Overall, Beyonce’s albums are more positive than negative. Except for Lemonade, that is. Trust also ranks high in all her albums (#1 aside from negative/positive), but suddenly drops as of Lemonade.

Reflections and Learnings

I’m deciding to call this analysis to an end. Tidy Tuesday is a way for me to practice new R packages, learn new methodologies, brush up on viz techniques or gain experience in data-wrangling. At this point in the project, I feel like I am going in circles with my visualizations and am no longer interested to continue on exploring the data.
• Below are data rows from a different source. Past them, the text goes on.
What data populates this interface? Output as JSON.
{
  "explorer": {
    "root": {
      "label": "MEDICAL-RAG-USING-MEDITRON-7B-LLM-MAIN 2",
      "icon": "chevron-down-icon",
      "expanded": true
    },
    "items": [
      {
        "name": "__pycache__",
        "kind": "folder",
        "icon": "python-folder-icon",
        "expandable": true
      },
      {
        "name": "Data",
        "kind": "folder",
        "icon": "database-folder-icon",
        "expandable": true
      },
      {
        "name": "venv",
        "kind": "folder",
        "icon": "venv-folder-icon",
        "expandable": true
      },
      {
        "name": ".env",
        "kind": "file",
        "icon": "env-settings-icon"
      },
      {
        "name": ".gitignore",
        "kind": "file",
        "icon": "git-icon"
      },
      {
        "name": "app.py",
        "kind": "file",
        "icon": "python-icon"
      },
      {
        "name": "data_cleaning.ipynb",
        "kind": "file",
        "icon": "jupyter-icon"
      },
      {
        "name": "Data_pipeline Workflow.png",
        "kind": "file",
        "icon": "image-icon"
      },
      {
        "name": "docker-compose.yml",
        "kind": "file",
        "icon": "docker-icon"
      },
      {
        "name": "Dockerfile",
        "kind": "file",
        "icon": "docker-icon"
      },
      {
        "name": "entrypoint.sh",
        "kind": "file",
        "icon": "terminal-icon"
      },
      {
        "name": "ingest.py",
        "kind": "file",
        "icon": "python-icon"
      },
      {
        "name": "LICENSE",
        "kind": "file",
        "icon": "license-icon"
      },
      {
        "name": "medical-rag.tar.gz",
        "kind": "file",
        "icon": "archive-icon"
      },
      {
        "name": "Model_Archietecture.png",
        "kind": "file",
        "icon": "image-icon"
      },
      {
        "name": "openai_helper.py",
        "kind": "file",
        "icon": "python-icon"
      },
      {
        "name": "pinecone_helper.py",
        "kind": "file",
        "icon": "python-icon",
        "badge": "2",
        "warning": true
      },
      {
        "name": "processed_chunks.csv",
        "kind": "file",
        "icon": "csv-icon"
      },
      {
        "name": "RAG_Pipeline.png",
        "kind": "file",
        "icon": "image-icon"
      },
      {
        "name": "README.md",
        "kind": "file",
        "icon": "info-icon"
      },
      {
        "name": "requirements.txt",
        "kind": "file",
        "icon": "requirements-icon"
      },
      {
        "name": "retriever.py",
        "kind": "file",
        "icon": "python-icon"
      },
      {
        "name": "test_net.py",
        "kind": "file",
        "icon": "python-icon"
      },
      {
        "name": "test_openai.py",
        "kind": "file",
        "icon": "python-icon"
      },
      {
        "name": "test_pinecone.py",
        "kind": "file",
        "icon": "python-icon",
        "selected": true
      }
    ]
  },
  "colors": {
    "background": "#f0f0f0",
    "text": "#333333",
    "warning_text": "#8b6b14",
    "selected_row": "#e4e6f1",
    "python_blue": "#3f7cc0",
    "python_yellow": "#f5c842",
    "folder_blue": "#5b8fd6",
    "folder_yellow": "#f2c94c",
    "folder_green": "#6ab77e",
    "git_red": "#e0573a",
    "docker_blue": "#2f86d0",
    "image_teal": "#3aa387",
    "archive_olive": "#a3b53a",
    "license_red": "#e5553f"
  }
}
In retrospect, I feel satisfied nonetheless as I have had my first foray into NLP and sentiment analysis, I’ve ventured outside of ggplot for the first time with the use of wordcloud, I’ve created my first interactive table with reactable, and made some long for loops that I look back on in awe. It can hard to uncover meaningful learnings from data you lack domain knowledge in. Ever worse, it can be especially difficult to uncover meaningful learning from data you lack any real interest in. Nonetheless, I feel like I’ve learned from this Tidy Tuesday, if not a little about Beyonce and Taylor Swift, then at least a bit about NLP and sentiment analysis.

For next time, I’d like to get more practice with other viz packages, particularly ggarrange or other viz packages that collate multiple plots and graphs.